Someone clearly felt threatened by the release of Raspbmc RC3 and didn’t want users to have it. Too bad. Obviously, when something like this happens, the only real thing to do is persist and hope for the best. That’s why, during down time, I continued working on Raspbmc Release Candidate 4, which will be landing shortly, I hope the attacker enjoys it
Some guys wanted me to torrent Raspbmc RC3, or asked why I didn’t already. The reason is, my friends, is that the update system dynamically fetches files from a server. The torrent however, would be static. Furthermore, despite me having a CDN for Raspbmc, there was the issue that redirection to the CDN is dependent on my server. There’s not much of a solution round this, round robin DNS has its shortcomings as well. Well done to fellows that tried to help others by hosting the installer image. Unfortunately, that wouldn’t work, as that image needs to get everything from my server, but it was kind of you to try and help others. Also thanks to anyone that offered hosting. It was generous, but unfortunately of no assistance. I’d also like to give a big hats off to:
- Bytemark hosting – they contacted me, offering help with the project. But as it’s the weekend we didn’t get far.
- NodeDeploy hosting – Ben contacted me as I mentioned and we got the firewall going. What was good though, is I don’t even have an account with these guys, yet I still got regular helpful contact from them. A lot of love for this company. If they treat non-customers like this I bet they treat their customers amazingly.
And the terrible service of 1and1. They caused me headaches because:
- They claim managing a hardware firewall is ‘my job’ but provide no access to it other than the ability to set filters. What I wanted was verification of a SYN flood.
- When trying to change the A record of Raspbmc.com, and still up until now, I am given an error message. I emailed them and got no reply.

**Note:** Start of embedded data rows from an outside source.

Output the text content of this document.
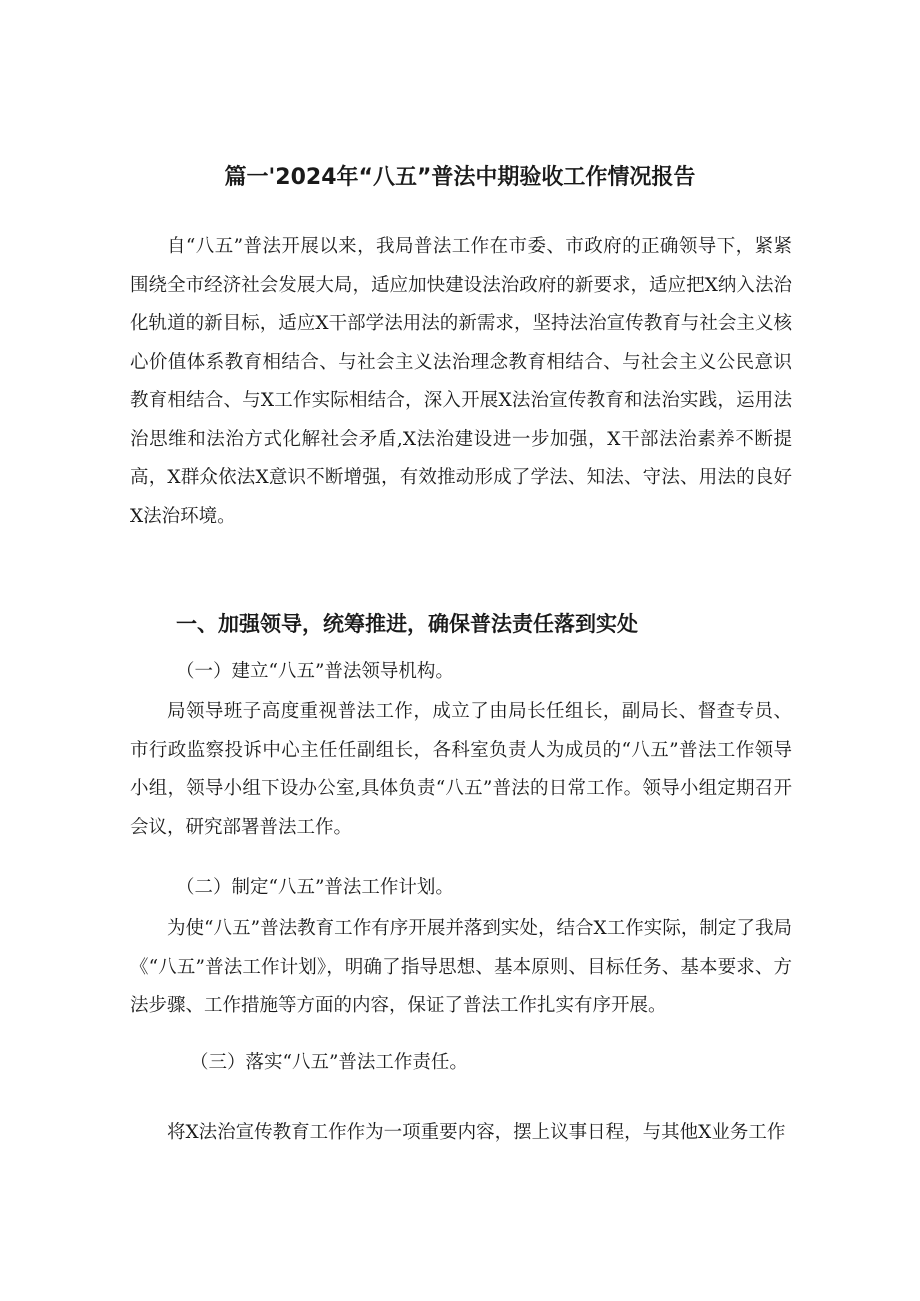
篇一'2024年“八五”普法中期验收工作情况报告

自“八五”普法开展以来，我局普法工作在市委、市政府的正确领导下，紧紧围绕全市经济社会发展大局，适应加快建设法治政府的新要求，适应把X纳入法治化轨道的新目标，适应X干部学法用法的新需求，坚持法治宣传教育与社会主义核心价值体系教育相结合、与社会主义法治理念教育相结合、与社会主义公民意识教育相结合、与X工作实际相结合，深入开展X法治宣传教育和法治实践，运用法治思维和法治方式化解社会矛盾,X法治建设进一步加强，X干部法治素养不断提高，X群众依法X意识不断增强，有效推动形成了学法、知法、守法、用法的良好X法治环境。

一、加强领导，统筹推进，确保普法责任落到实处
（一）建立“八五”普法领导机构。

局领导班子高度重视普法工作，成立了由局长任组长，副局长、督查专员、市行政监察投诉中心主任任副组长，各科室负责人为成员的“八五”普法工作领导小组，领导小组下设办公室,具体负责“八五”普法的日常工作。领导小组定期召开会议，研究部署普法工作。

（二）制定“八五”普法工作计划。

为使“八五”普法教育工作有序开展并落到实处，结合X工作实际，制定了我局《“八五”普法工作计划》，明确了指导思想、基本原则、目标任务、基本要求、方法步骤、工作措施等方面的内容，保证了普法工作扎实有序开展。

（三）落实“八五”普法工作责任。

将X法治宣传教育工作作为一项重要内容，摆上议事日程，与其他X业务工作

- They have the longest TTL known to man.
- Email went down.
You get what you pay for I guess. £30.00/month for a dedicated server is not going to be special, but as a kid who’s going to be £30k in the whole after I soon go to uni, I can’t exactly splash.
So, what’s next you ask? Well. We need to wait for DNS settings to update, but after that, you should be good to go. Raspbmc and Crystalbuntu development will continue as normal and I will continue on with delivering the best XBMC experience for the AppleTV and Raspberry Pi platforms. If you flush your DNS settings, you might be able to beat the wait, but no guarantees.
Thanks for using my software guys, and sorry about the issues. I will be taking preventative measures so this can be avoided in the future. An interesting aside, the Dutch political party D66 want to legalise the kind of attack that hit me today, seeing it as a form of ‘protest’.